Introduction to cosmetic fillers
Injectable cosmetic fillers enhance facial features by removing wrinkles and creases. Restylane is a cosmetic filler composed of hyaluronic acid (HA). HA is a hydrophilic substance found in the joints and tissues of the human body. This fluid facilitates water retention by binding to water molecules; consequently, HA serves as a natural moisturizer that can be used to treat wrinkles by providing lubrication to elastin. Elastin is a protein found in tissue cells with elastic properties that helps skin tissue return to its original appearance after being stretched.
Recipients of cosmetic fillers prefer the treatment to Botox. The injectable gel diminishes the appearance of wrinkles by increasing the volume of facial tissue to smooth away wrinkles, whereas Botox removes wrinkles by temporarily paralyzing the muscles in the face. Most patients require only one administration before seeing the desired results. These wrinkle smoothing effects last approximately six months before an additional injection is needed due to the fact that HA eventually decays and is absorbed by the body.
How treatments work
Some cosmetic procedures require allergy pretesting to ensure that the recipient does not have a negative reaction to the substance being injected into their skin. Since Restylane is derived from a natural occurring fluid in the human body, such pretesting is not necessary. Also, the injectable gel uses no animal byproducts and is devoid of animal protein. Prospective patients should refrain from using St. John's Wort, aspirin and large does of Vitamin E because the ingredients in such products increases the likelihood of bleeding or discoloration around the injection site. Patients with a history of cold sores should divulge this to the doctor providing the treatment because the needle may cause the cold sores to return.
As previously mentioned, the filler is injected directly under the skin using a needle. If you have a low pain threshold, you should ask your doctor to use a numbing agent on the site of the injection. Most procedures require roughly half a tablespoon of gel to remedy problem areas. The price of such treatments is similar to other cosmetic filler procedures in your geographic area, although the experience of the doctor and your individual needs may increase the cost. You should also be aware that most medical insurers will not cover cosmetic procedures because such treatments are elective.
Following treatment, you may notice sensitivity, itching or swelling around the injection area. These side effects should subside within 14 days. If the problems persist longer than two weeks, you should call your doctor because you may have an infection that can only be cured with antibiotics.
Finding the right doctor
Prior to receiving treatment, an initial consultation should take place between you and the doctor. Use this time to determine how diligent and solicitous the physician is. This procedure should be designed to satisfy your specific needs. The medical practitioner should review your medical history and provide you with an honest assessment of the risks, realistic expectations for the final results and post treatment protocol.

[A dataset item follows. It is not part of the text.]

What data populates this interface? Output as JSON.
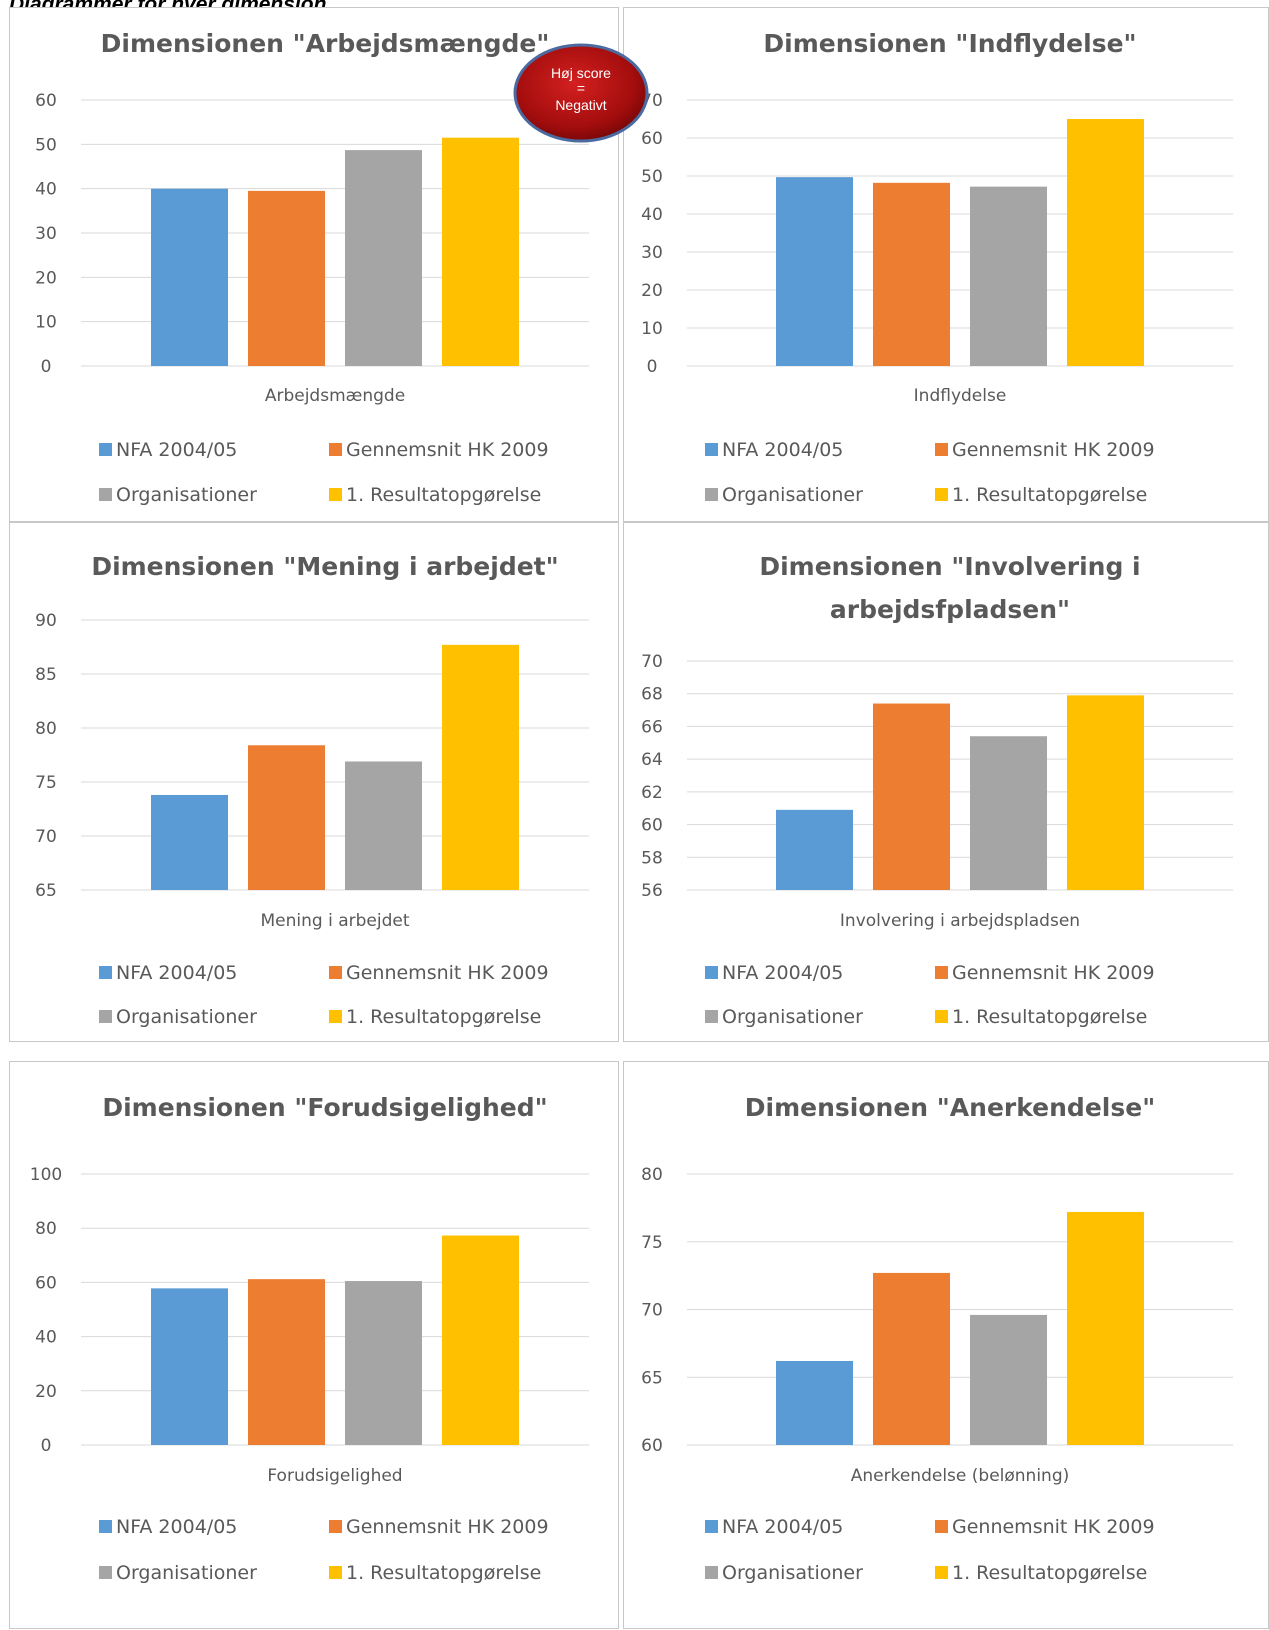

Although these treatments only require a fine needle and the injectable gel, it is still important to select a qualified doctor or cosmetic surgeon. Failing to select the right physician and hospital or office can result in several complications. If the needle or medical facility is unsanitary, the site of the injection may become infected or result in the development of scar tissue. A doctor using poor technique may accidentally inject the gel into a blood vessel and result in permanent damage to the recipient's lips or skin. Experienced physicians should also know what potential complications may arise for certain patients; African American recipients of this treament may experience a darkening of the skin around the injection area, while patients under 18, over 65 or nursing should not receive injections at all.
There are several criteria you can use to identify a cosmetic surgeon. The safety record of the facility is very important. You should also ensure that the medical practitioner is certified by the American Board of Plastic Surgery (ABPS). Soliciting the recommendation of your general physician may also help you find a doctor qualified to perform cosmetic surgical procedures. As a patient, you should also have good rapport with the doctor and feel comfortable about the procedure.
ABPS certification means a doctor's educational background and experience performing certain procedures satisfy rigorous standards that establish a basic level of competency. Although such injections can take place in a hospital, surgicenter or medical office, some facilities are better equipped for such a treatment. You should make sure the site is an accredited or state licensed medical center. Consulting with your primary care provider may also help you locate a qualified cosmetic surgeon and identify potential side effects you may experience based on your patient history.